Education
The Miseducation of American Journalists
Understanding what has gone wrong with journalism in the US requires an understanding of what has gone wrong with the country’s journalism schools.
As has been true of most of the milestones in my life, my itinerant 28-year career as a professor of journalism began almost by accident. Indiana University’s highly touted program brought me in after I lost the excellent job in publication management that had occasioned my living in Indiana in the first place. Up to that moment, I had never seriously considered teaching college, in part because my lone academic laurel was a lowly BA in English. But I already knew from working with the dean on our internship program that part of IU’s massive endowment fund was set aside for the now-and-then practitioner with a solid track record in genre; I never stopped talking to my dean about my track record. That was how I became an endowed professor.
I. School of Non-Thought
My love of journalism stretched back to when I was seven or eight. My news-junkie father would pull me on to his lap after dinner and read to me from the three New York dailies he took, supplying definitions and context as necessary. We kept encyclopaedias handy to fill in any remaining blanks.

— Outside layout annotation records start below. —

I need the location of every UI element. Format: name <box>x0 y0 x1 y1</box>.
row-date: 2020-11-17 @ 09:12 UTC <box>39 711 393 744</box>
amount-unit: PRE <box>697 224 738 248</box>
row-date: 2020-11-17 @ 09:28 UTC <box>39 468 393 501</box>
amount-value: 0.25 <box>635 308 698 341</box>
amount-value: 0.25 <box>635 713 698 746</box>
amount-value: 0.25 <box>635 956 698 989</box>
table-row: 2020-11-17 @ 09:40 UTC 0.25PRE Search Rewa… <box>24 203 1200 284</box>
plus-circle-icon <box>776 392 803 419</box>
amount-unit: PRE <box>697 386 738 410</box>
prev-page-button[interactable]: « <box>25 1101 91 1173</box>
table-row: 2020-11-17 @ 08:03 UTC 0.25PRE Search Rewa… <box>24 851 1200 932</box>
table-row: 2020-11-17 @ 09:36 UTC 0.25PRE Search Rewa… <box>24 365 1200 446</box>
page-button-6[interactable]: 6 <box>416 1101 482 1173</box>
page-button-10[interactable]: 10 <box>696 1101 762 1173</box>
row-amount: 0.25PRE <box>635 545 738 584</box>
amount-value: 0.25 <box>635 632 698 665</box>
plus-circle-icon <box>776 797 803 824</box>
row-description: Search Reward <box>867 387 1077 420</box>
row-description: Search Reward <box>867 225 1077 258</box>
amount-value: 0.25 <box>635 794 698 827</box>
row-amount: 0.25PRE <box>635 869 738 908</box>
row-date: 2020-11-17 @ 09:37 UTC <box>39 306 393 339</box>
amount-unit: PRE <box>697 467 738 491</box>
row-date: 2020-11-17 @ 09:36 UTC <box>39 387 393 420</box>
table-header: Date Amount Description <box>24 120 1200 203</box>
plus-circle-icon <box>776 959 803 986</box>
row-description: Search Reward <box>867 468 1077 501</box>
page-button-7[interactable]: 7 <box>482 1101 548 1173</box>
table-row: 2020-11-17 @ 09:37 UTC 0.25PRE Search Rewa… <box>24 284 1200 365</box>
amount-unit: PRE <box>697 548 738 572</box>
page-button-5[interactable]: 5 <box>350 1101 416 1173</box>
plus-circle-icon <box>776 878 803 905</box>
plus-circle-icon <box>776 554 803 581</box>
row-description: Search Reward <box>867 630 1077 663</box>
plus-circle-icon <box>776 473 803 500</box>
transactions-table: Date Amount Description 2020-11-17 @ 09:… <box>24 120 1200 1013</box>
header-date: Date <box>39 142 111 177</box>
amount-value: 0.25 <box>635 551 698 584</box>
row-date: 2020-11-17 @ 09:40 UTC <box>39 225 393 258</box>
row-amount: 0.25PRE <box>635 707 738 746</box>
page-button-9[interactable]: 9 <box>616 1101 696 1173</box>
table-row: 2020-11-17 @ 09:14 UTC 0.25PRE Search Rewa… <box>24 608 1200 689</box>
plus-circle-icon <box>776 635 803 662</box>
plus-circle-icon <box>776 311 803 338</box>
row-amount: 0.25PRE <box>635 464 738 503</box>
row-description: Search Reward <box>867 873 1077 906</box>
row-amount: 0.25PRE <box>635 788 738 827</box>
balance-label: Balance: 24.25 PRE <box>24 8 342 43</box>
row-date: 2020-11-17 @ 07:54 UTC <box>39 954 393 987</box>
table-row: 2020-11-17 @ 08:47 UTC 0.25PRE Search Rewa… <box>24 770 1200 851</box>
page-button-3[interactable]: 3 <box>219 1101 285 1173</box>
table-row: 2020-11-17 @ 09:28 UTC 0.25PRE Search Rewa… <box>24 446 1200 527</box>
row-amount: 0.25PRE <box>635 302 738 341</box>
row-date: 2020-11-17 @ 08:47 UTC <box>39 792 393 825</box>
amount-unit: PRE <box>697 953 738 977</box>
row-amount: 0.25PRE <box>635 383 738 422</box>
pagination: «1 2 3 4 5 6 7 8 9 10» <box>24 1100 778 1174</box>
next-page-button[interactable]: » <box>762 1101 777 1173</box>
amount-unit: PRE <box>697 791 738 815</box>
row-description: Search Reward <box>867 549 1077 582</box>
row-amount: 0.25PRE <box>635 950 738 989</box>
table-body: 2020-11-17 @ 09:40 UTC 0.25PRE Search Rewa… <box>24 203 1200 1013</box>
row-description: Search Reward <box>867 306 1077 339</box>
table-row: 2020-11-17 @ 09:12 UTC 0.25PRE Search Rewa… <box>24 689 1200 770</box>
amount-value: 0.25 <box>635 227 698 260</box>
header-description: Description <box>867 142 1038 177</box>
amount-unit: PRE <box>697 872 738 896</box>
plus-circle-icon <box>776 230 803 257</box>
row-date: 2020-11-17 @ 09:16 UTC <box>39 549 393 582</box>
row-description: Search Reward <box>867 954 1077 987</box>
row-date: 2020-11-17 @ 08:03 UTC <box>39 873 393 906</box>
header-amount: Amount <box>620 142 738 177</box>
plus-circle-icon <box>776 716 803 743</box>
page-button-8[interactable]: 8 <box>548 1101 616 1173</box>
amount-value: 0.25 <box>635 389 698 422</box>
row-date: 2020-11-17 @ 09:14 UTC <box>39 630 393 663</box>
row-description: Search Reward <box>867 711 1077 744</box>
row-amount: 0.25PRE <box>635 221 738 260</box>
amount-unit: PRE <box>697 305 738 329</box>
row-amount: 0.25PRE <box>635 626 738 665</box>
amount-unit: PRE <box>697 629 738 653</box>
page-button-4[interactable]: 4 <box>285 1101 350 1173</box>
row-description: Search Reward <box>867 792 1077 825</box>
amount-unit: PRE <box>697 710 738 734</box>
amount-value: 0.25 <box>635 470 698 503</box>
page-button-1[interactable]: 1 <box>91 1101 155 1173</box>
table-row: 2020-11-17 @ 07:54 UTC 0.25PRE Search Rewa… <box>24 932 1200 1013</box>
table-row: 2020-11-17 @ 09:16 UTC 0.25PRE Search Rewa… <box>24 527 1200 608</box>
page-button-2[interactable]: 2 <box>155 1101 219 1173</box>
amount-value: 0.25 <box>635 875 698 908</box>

These nightly press reviews went on for a few years, although at some point I moved beside my father on the couch. Beyond the father-son bonding, there was something important about these sessions, which I inferred from the sobriety of my father’s demeanour. The people writing in these newspapers, he told me, were “the eyes and ears for the rest of us” (his own brother was a respected New York columnist). They shaped our perceptions of what our world is and what it means; they helped determine whom we voted for and why. What a privilege to be that close to the beating heart of American life.
And what a responsibility, to get it right…
Some seven decades later, and three decades after being endowed at IU, evidence suggests that journalism is getting it very wrong. The American public certainly thinks so. And although volumes have been written about the unfortunate goings-on in the trade, relatively little scrutiny is paid to the academic forces that help shape those now disappointing the nation’s viewers, listeners, and readers.
It would be nice to be able to reassure a sceptical public that scholastic journalism will yield graduates who grasp the importance of honestly calling balls and strikes. I cannot do that here, alas. Having spent the past three decades straddling the fence between journalism’s academic and professional sides, I’ve enjoyed a bird’s-eye view of the cross-pollination, and gained a unique understanding of why anyone hoping that academic journalism will restore integrity to the craft is in for a long wait.